6. Representative Advances and Case Studies

• Aeroacoustic noise reductions of up to $12$ dB were achieved for deep cavity and tandem cylinder flows at low $Re$ by MADS+FR solvers, with lift/drag maintained (Hamedi et al., 2023, Hamedi et al., 2023).
• GNN surrogates for airfoil Pareto-optimization reduced $OASPL$ by $13.9\%$ (15.82 dBA), with $7.2\%$ increase in lift and $10^3\times$ speedup over CFD (Hadizadeh et al., 22 Dec 2024).
• Suppression of acoustic streaming by $~100\times$ (volume with $|v_2|<0.05 v_2^0$ up from $4\%$ to $96\%$ of the channel) in shape-optimized microchannels, without reducing acoustic pressure or radiation force (Bach et al., 2020).
• Full 3D shape optimization in Helmholtz–BEM with isogeometric NURBS offers rapid, surface-only control point updates, with accurate gradient formulae, demonstrated for scatterers, reflectors, and resonators (Takahashi et al., 2021).
• Topology-optimized phase-field and level set designs yielded multi-state programmable acoustic devices robust to structural deformation, with sharply localized or dual-state pressure distribution (Garcke et al., 2021, Noguchi et al., 2023).
• Aperiodic, locally resonant panel geometries achieved subwavelength attenuation robust under diffuse sound incidence, mimicking bioinspired cloaking surfaces (Poggetto et al., 2022).
• Multi-objective ensemble Kalman methods in trailing edge noise minimization discovered bevel-reduction mechanisms that weaken both mean drag and broadband noise via modification of coherent structures and turbulence (Luo et al., 17 Sep 2025).

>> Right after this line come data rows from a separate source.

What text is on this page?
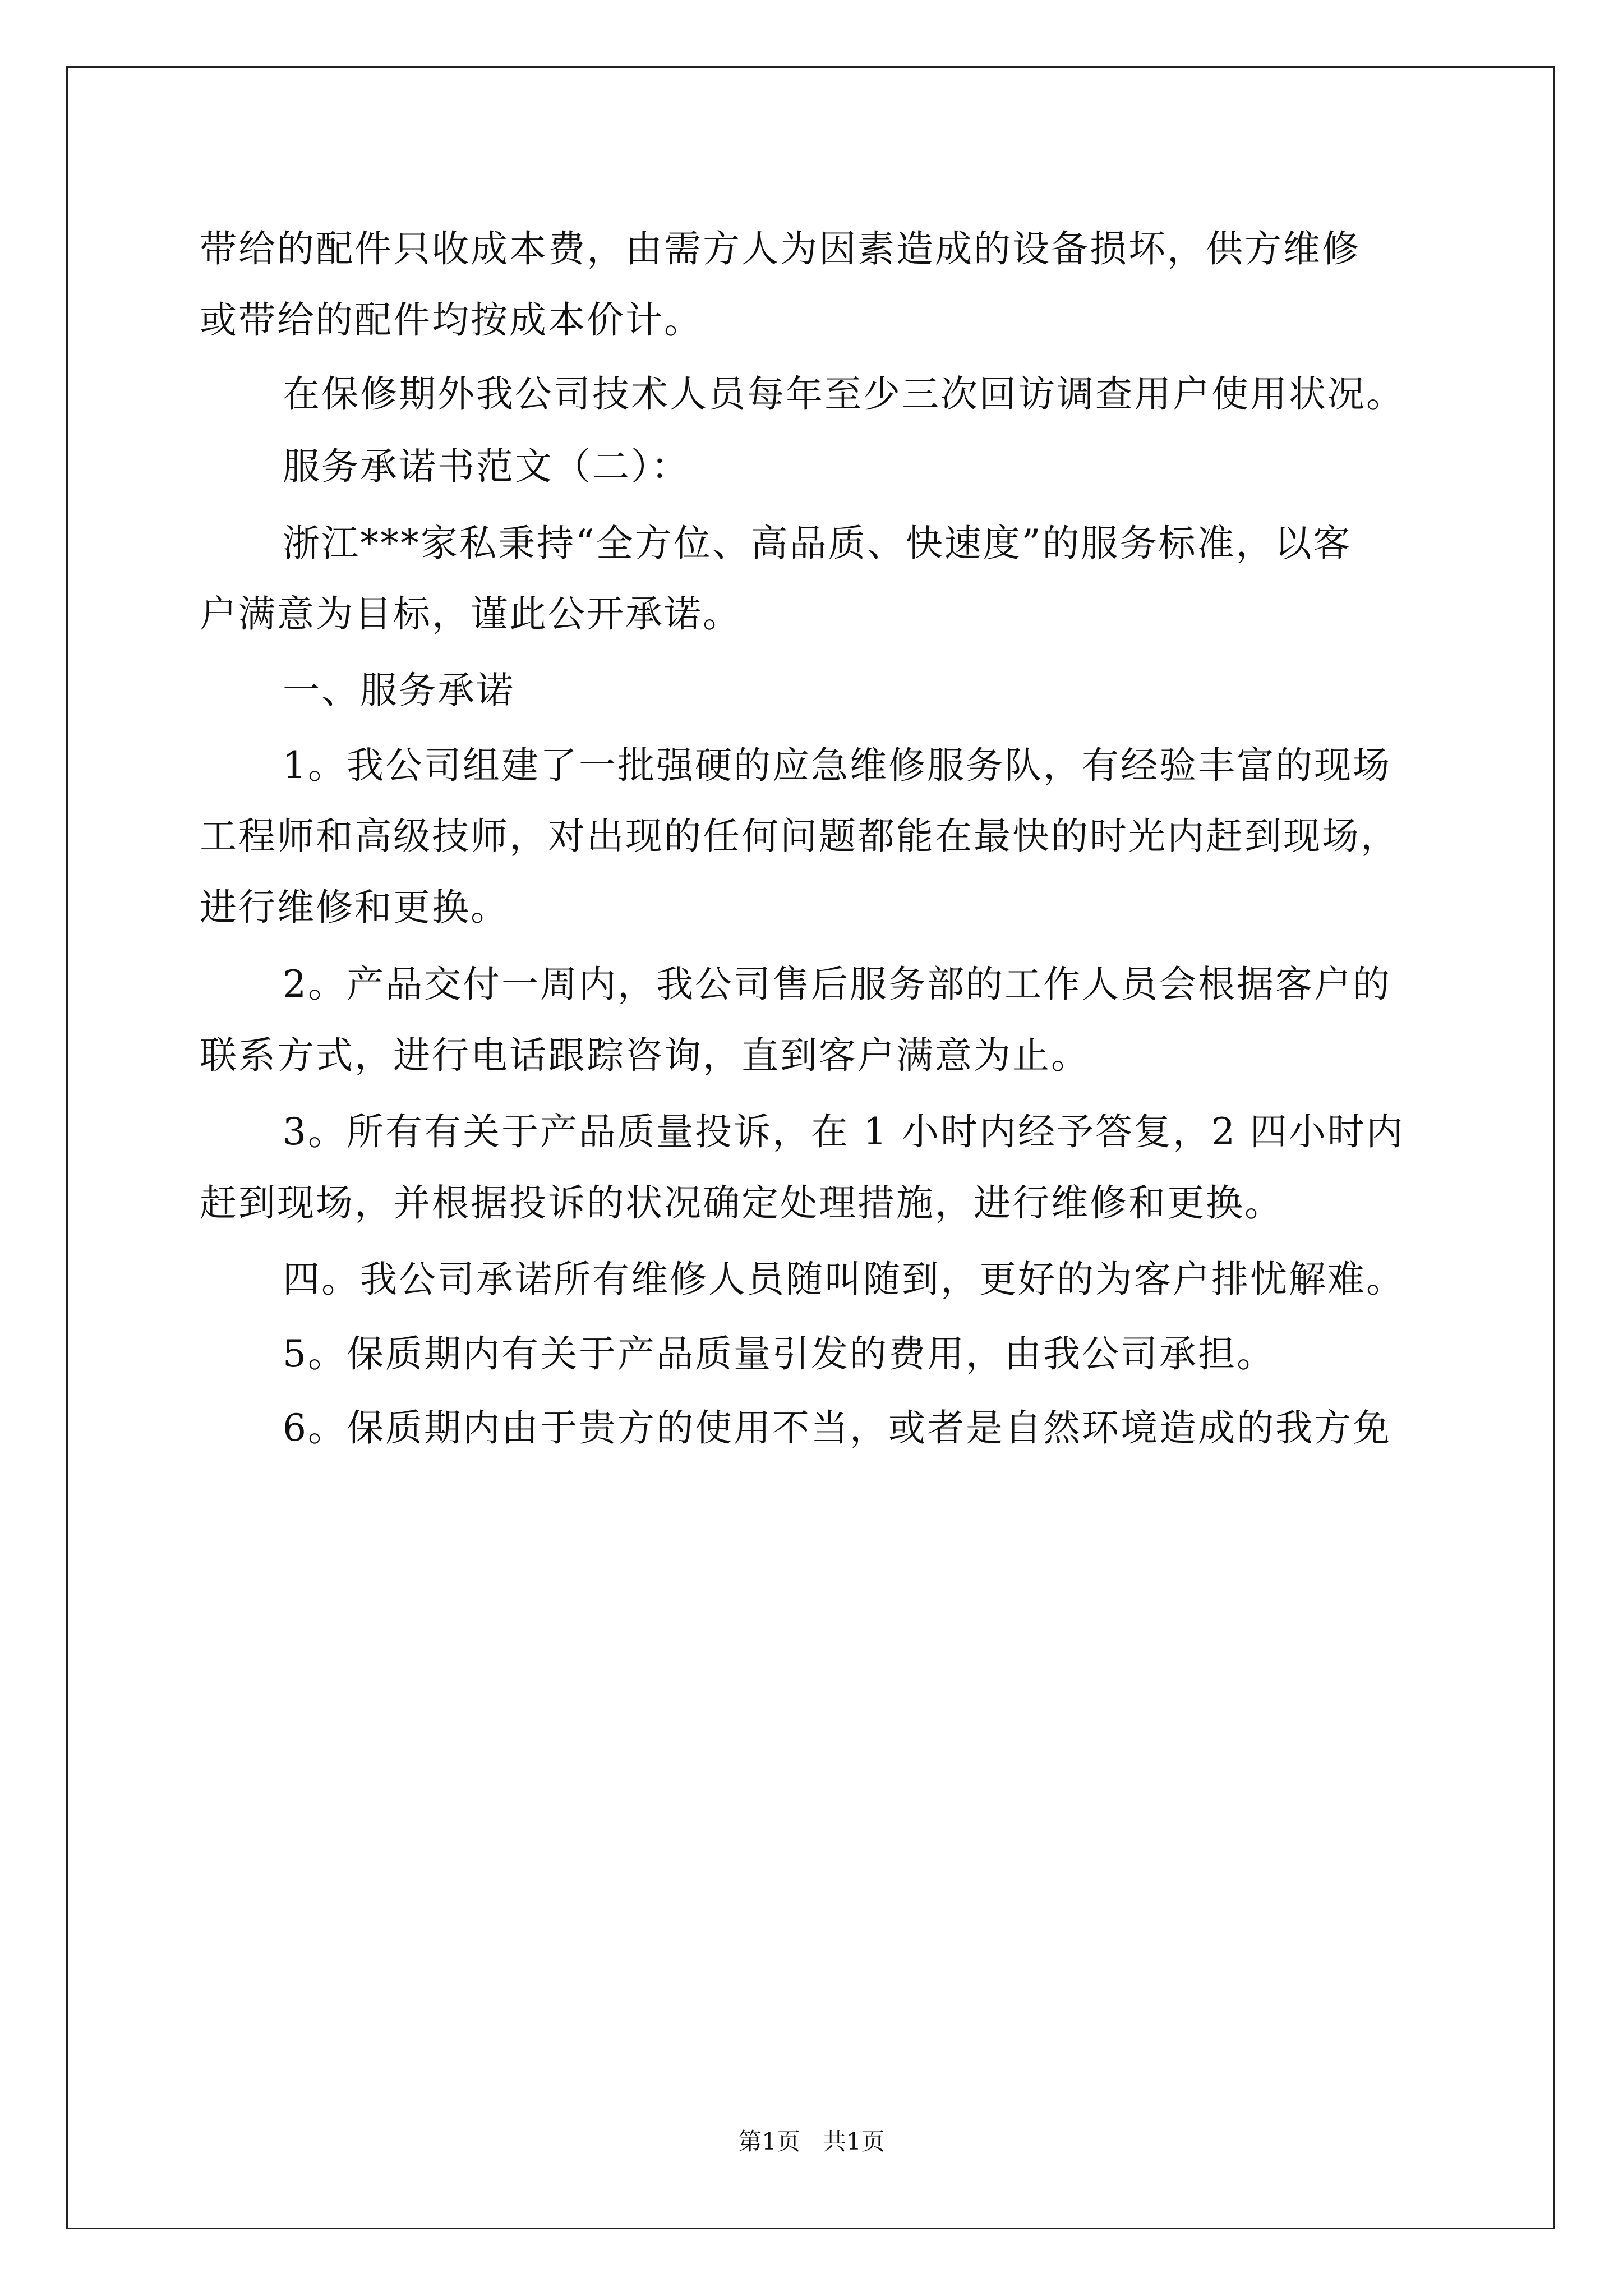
带给的配件只收成本费，由需方人为因素造成的设备损坏，供方维修
或带给的配件均按成本价计。
在保修期外我公司技术人员每年至少三次回访调查用户使用状况。
服务承诺书范文（二）：
浙江***家私秉持“全方位、高品质、快速度”的服务标准，以客
户满意为目标，谨此公开承诺。
一、服务承诺
1。我公司组建了一批强硬的应急维修服务队，有经验丰富的现场
工程师和高级技师，对出现的任何问题都能在最快的时光内赶到现场，
进行维修和更换。
2。产品交付一周内，我公司售后服务部的工作人员会根据客户的
联系方式，进行电话跟踪咨询，直到客户满意为止。
3。所有有关于产品质量投诉，在 1 小时内经予答复，2 四小时内
赶到现场，并根据投诉的状况确定处理措施，进行维修和更换。
四。我公司承诺所有维修人员随叫随到，更好的为客户排忧解难。
5。保质期内有关于产品质量引发的费用，由我公司承担。
6。保质期内由于贵方的使用不当，或者是自然环境造成的我方免
第1页   共1页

7. Current Challenges and Research Directions

Acoustic shape optimization remains an open frontier for several interlinked domains:

• High-Fidelity Multi-Physics Coupling: Full integration of CFD/CSD, nonlinear acoustics, and multi-scale physics with robust adjoint or auto-differentiable pipelines (Borrel-Jensen et al., 14 Nov 2025, Hadizadeh et al., 22 Dec 2024).
• Scalability to 3D and Manufacturing Constraints: Efficient, robust algorithms handling real-world complexity, large numbers of variables, and manufacturing fidelity (Berggren et al., 14 Mar 2024, Muhr et al., 2017).
• Surrogates and Machine-Learning Integration: Training and deployment of reliable, transferable ML surrogates for gradient, topology, and parameter discovery in high-dimensional design spaces with minimal data (Hadizadeh et al., 22 Dec 2024, Sun et al., 2021).
• Uncertainty Quantification: Incorporating parameter and model uncertainty, stochastic boundaries, and robust optimization in the presence of noise or fabrication tolerances.
• Automatic Differentiation and Discrete Sensitivities: Further development of autodiff-enabled PDE solvers for free-boundary and topology optimization, including mesh and geometry parameterization (Borrel-Jensen et al., 14 Nov 2025, Eriksson et al., 2023).
• Physics-Inspired Regularization: Applying biologically and physically inspired geometric regularization, e.g., for structural as well as acoustic optimality (Poggetto et al., 2022).

In summary, the field of acoustic shape optimization comprises mathematically rigorous, algorithmically sophisticated, and increasingly application-driven approaches for the systematic design of acoustic devices and environments, leveraging the latest developments in PDE-constrained optimization, numerical analysis, and machine learning (Hamedi et al., 2023, Bach et al., 2020, Takahashi et al., 2021, Borrel-Jensen et al., 14 Nov 2025, Poggetto et al., 2022, Berggren et al., 14 Mar 2024, Eriksson et al., 2023, Garcke et al., 2021, Beilina et al., 2017, Vondřejc et al., 2016, Hadizadeh et al., 22 Dec 2024, Sun et al., 2021, Muhr et al., 2017, Noguchi et al., 2023, Luo et al., 17 Sep 2025).